Application: Inventory Management
Despite the best efforts of the experienced and knowledgeable personnel that Hydro Mississauga relied on to find materials in its warehouse, the utility's paper-based inventory and warehousing system hampered operations. Paper-based inventorying was slow and inaccurate, and it delayed reporting so that inventory records were never current or reliable. Inventory shortages, late paperwork, and delays for tools and replacement parts that line crews needed to make critical field repairs were all unavoidable problems. Typically, 40 to 50 service crews would wait as long as two hours for tools and parts before leaving the warehouse in the morning.

Wanting to account for critical tools and important inventory items like cable reels, transformers, and water heaters accurately, and at any time, Hydro Mississauga integrated a wireless warehouse management system with its host minicomputer. Now, warehouse operators use hand-held wireless terminals equipped with bar code scanners to track inventory in real time. Service crews use the bar code scanners to build their own orders at the end of their shift, so that warehouse operators can have their orders ready for pickup first thing next morning.

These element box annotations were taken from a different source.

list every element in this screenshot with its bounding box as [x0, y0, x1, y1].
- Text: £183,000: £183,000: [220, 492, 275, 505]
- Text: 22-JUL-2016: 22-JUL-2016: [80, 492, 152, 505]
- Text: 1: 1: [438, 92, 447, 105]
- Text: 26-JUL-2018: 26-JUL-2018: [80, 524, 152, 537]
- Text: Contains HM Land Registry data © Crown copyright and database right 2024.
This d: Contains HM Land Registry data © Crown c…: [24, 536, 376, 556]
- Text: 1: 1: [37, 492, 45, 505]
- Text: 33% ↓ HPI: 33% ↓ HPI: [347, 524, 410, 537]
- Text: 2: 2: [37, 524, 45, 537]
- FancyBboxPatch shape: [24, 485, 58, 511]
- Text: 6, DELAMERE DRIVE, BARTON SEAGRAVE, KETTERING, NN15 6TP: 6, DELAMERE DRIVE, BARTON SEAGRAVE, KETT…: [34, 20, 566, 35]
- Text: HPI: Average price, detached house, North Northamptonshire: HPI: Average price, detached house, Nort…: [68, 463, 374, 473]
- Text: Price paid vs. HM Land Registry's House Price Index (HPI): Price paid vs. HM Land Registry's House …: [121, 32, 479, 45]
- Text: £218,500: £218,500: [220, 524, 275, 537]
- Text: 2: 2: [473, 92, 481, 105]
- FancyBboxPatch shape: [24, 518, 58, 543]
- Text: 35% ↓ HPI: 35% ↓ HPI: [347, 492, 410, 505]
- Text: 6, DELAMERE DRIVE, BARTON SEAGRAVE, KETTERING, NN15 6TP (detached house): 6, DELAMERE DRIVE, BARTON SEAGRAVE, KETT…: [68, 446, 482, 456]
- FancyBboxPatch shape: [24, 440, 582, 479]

Benefits: Huge Savings from Leaner Inventory, Faster Inventory Turnover, and Real-Time Tracking
Since they no longer waste time waiting at the warehouse in the morning, Hydro Mississauga's 40 to 50 service crews arrive at each job site one to two hours earlier each day. Plus, Hydro Mississauga has reduced its inventory by $300,000 (from $5.7 million to $5.4 million), doubled inventory turnover, and saved money by eliminating manual data entry. Hydro Mississauga estimates that its wireless system will pay for itself in six months.